Globe Museum in Vienna, Austria

It’s hard to get anything more wholesome than globes, and there are absolutely hundreds of them in the Austrian National Library. Once a private collection, it has now ballooned across an entire floor, and walking in is quite surreal. It’s almost as if someone has gone to the drawing room of every fictional Victorian detective commandeering their globes, then bundled them all willy-nilly into massive glass cabinets. There are 420 of them in total, and just when you think it’s all over, there’s another room with an even higher concentration.
As all good bizarre museums should be, it is ludicrously over-detailed and answers questions you’d never even thought of asking. Has anyone ever seriously thought about how globes are made? Well here you can find out as interactive screens painstakingly go through the process, step by step.
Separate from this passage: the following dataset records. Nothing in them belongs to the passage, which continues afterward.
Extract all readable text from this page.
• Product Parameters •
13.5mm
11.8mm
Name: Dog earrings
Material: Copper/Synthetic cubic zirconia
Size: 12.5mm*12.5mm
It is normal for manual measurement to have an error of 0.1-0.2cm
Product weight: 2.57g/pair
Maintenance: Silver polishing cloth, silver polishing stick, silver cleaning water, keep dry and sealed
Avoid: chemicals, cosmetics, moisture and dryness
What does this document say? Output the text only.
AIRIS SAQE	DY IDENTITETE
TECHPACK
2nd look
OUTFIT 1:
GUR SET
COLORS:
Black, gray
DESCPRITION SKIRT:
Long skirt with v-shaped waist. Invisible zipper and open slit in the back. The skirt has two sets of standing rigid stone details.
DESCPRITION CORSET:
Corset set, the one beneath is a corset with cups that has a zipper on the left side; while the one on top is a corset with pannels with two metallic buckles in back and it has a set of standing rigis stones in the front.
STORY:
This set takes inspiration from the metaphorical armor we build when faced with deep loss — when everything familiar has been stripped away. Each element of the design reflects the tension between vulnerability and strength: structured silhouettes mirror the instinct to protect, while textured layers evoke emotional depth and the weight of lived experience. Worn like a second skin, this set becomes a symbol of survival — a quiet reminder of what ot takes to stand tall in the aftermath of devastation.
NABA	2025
The whole place gives a peek of a whole new world that most of us never knew existed. Making globes is part art, part craft, part science, and old, highly-styled ones are worth a fortune. They date back to 360BC, and a few makers are revered as artists (despite getting countries in the wrong place and covering up parts they didn’t know all that much about with pictures of lions).
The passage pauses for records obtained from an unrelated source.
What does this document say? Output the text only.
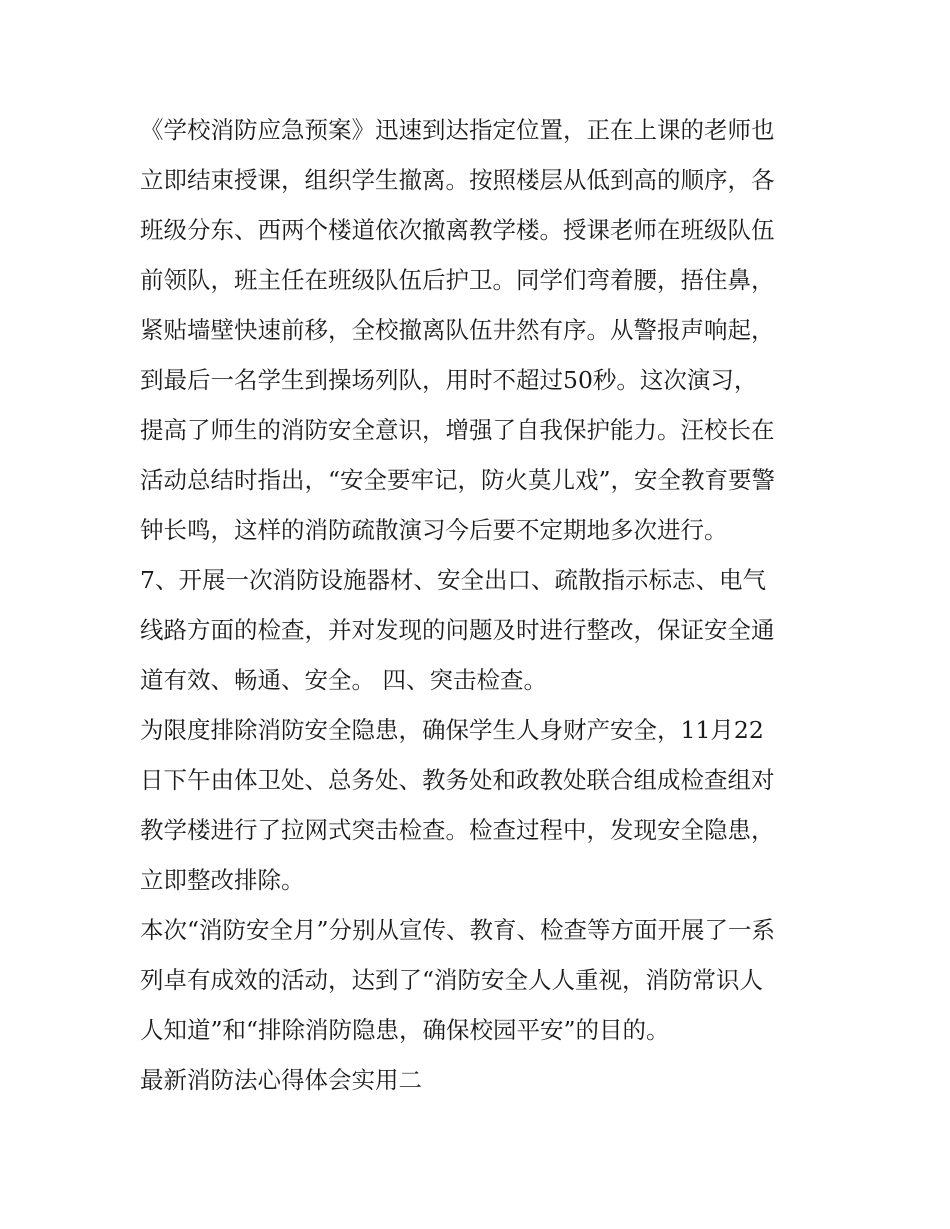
《学校消防应急预案》迅速到达指定位置，正在上课的老师也
立即结束授课，组织学生撤离。按照楼层从低到高的顺序，各
班级分东、西两个楼道依次撤离教学楼。授课老师在班级队伍
前领队，班主任在班级队伍后护卫。同学们弯着腰，捂住鼻，
紧贴墙壁快速前移，全校撤离队伍井然有序。从警报声响起，
到最后一名学生到操场列队，用时不超过50秒。这次演习，
提高了师生的消防安全意识，增强了自我保护能力。汪校长在
活动总结时指出，“安全要牢记，防火莫儿戏”，安全教育要警
钟长鸣，这样的消防疏散演习今后要不定期地多次进行。
7、开展一次消防设施器材、安全出口、疏散指示标志、电气
线路方面的检查，并对发现的问题及时进行整改，保证安全通
道有效、畅通、安全。 四、突击检查。
为限度排除消防安全隐患，确保学生人身财产安全，11月22
日下午由体卫处、总务处、教务处和政教处联合组成检查组对
教学楼进行了拉网式突击检查。检查过程中，发现安全隐患，
立即整改排除。
本次“消防安全月”分别从宣传、教育、检查等方面开展了一系
列卓有成效的活动，达到了“消防安全人人重视，消防常识人
人知道”和“排除消防隐患，确保校园平安”的目的。
最新消防法心得体会实用二
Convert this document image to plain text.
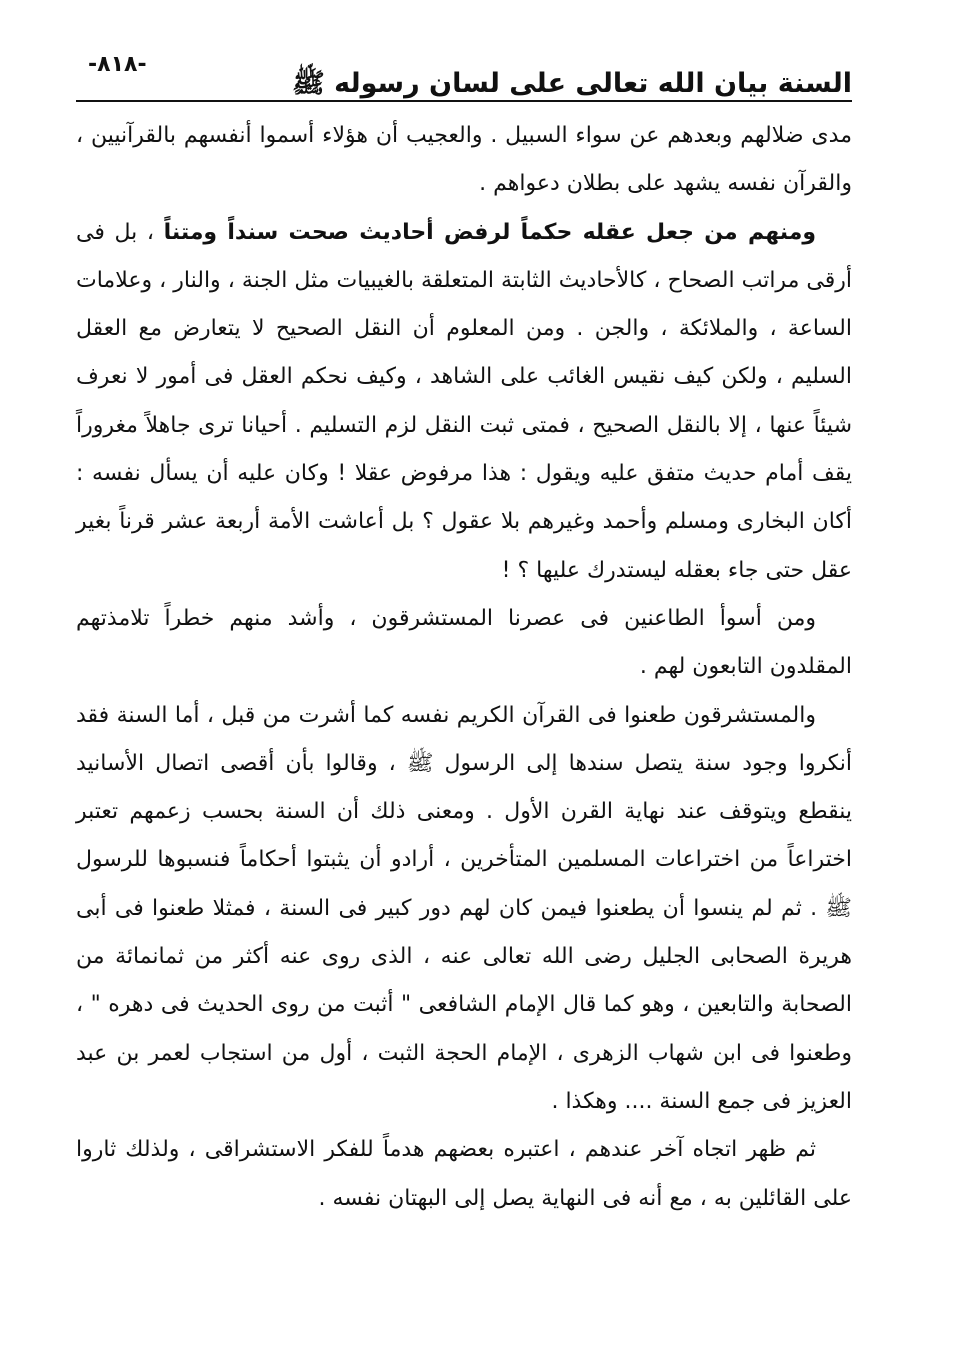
-٨١٨-
السنة بيان الله تعالى على لسان رسوله ﷺ

مدى ضلالهم وبعدهم عن سواء السبيل . والعجيب أن هؤلاء أسموا أنفسهم بالقرآنيين ، والقرآن نفسه يشهد على بطلان دعواهم .

ومنهم من جعل عقله حكماً لرفض أحاديث صحت سنداً ومتناً ، بل فى أرقى مراتب الصحاح ، كالأحاديث الثابتة المتعلقة بالغيبيات مثل الجنة ، والنار ، وعلامات الساعة ، والملائكة ، والجن . ومن المعلوم أن النقل الصحيح لا يتعارض مع العقل السليم ، ولكن كيف نقيس الغائب على الشاهد ، وكيف نحكم العقل فى أمور لا نعرف شيئاً عنها ، إلا بالنقل الصحيح ، فمتى ثبت النقل لزم التسليم . أحيانا ترى جاهلاً مغروراً يقف أمام حديث متفق عليه ويقول : هذا مرفوض عقلا ! وكان عليه أن يسأل نفسه : أكان البخارى ومسلم وأحمد وغيرهم بلا عقول ؟ بل أعاشت الأمة أربعة عشر قرناً بغير عقل حتى جاء بعقله ليستدرك عليها ؟ !

ومن أسوأ الطاعنين فى عصرنا المستشرقون ، وأشد منهم خطراً تلامذتهم المقلدون التابعون لهم .

والمستشرقون طعنوا فى القرآن الكريم نفسه كما أشرت من قبل ، أما السنة فقد أنكروا وجود سنة يتصل سندها إلى الرسول ﷺ ، وقالوا بأن أقصى اتصال الأسانيد ينقطع ويتوقف عند نهاية القرن الأول . ومعنى ذلك أن السنة بحسب زعمهم تعتبر اختراعاً من اختراعات المسلمين المتأخرين ، أرادو أن يثبتوا أحكاماً فنسبوها للرسول ﷺ . ثم لم ينسوا أن يطعنوا فيمن كان لهم دور كبير فى السنة ، فمثلا طعنوا فى أبى هريرة الصحابى الجليل رضى الله تعالى عنه ، الذى روى عنه أكثر من ثمانمائة من الصحابة والتابعين ، وهو كما قال الإمام الشافعى " أثبت من روى الحديث فى دهره " ، وطعنوا فى ابن شهاب الزهرى ، الإمام الحجة الثبت ، أول من استجاب لعمر بن عبد العزيز فى جمع السنة .... وهكذا .

ثم ظهر اتجاه آخر عندهم ، اعتبره بعضهم هدماً للفكر الاستشراقى ، ولذلك ثاروا على القائلين به ، مع أنه فى النهاية يصل إلى البهتان نفسه .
One from 1541 is fabulously inaccurate, and we know because an actual map has been superimposed on top of it. Half of Africa is in the Indian Ocean, Jerusalem is in Sudan, New Delhi is where Arabia should be and Tokyo has been transported to Mongolia. Australia, of course, hadn’t been discovered by that time, and is conveniently replaced by a few sea monsters.

Getting to the Globe Museum in Vienna

Nearest international airport: Vienna International Airport.
Using public transport: The Globe Museum at the Austrian National Library can be found in the Palais Mollard, near the Herrengasse U-Bahn station.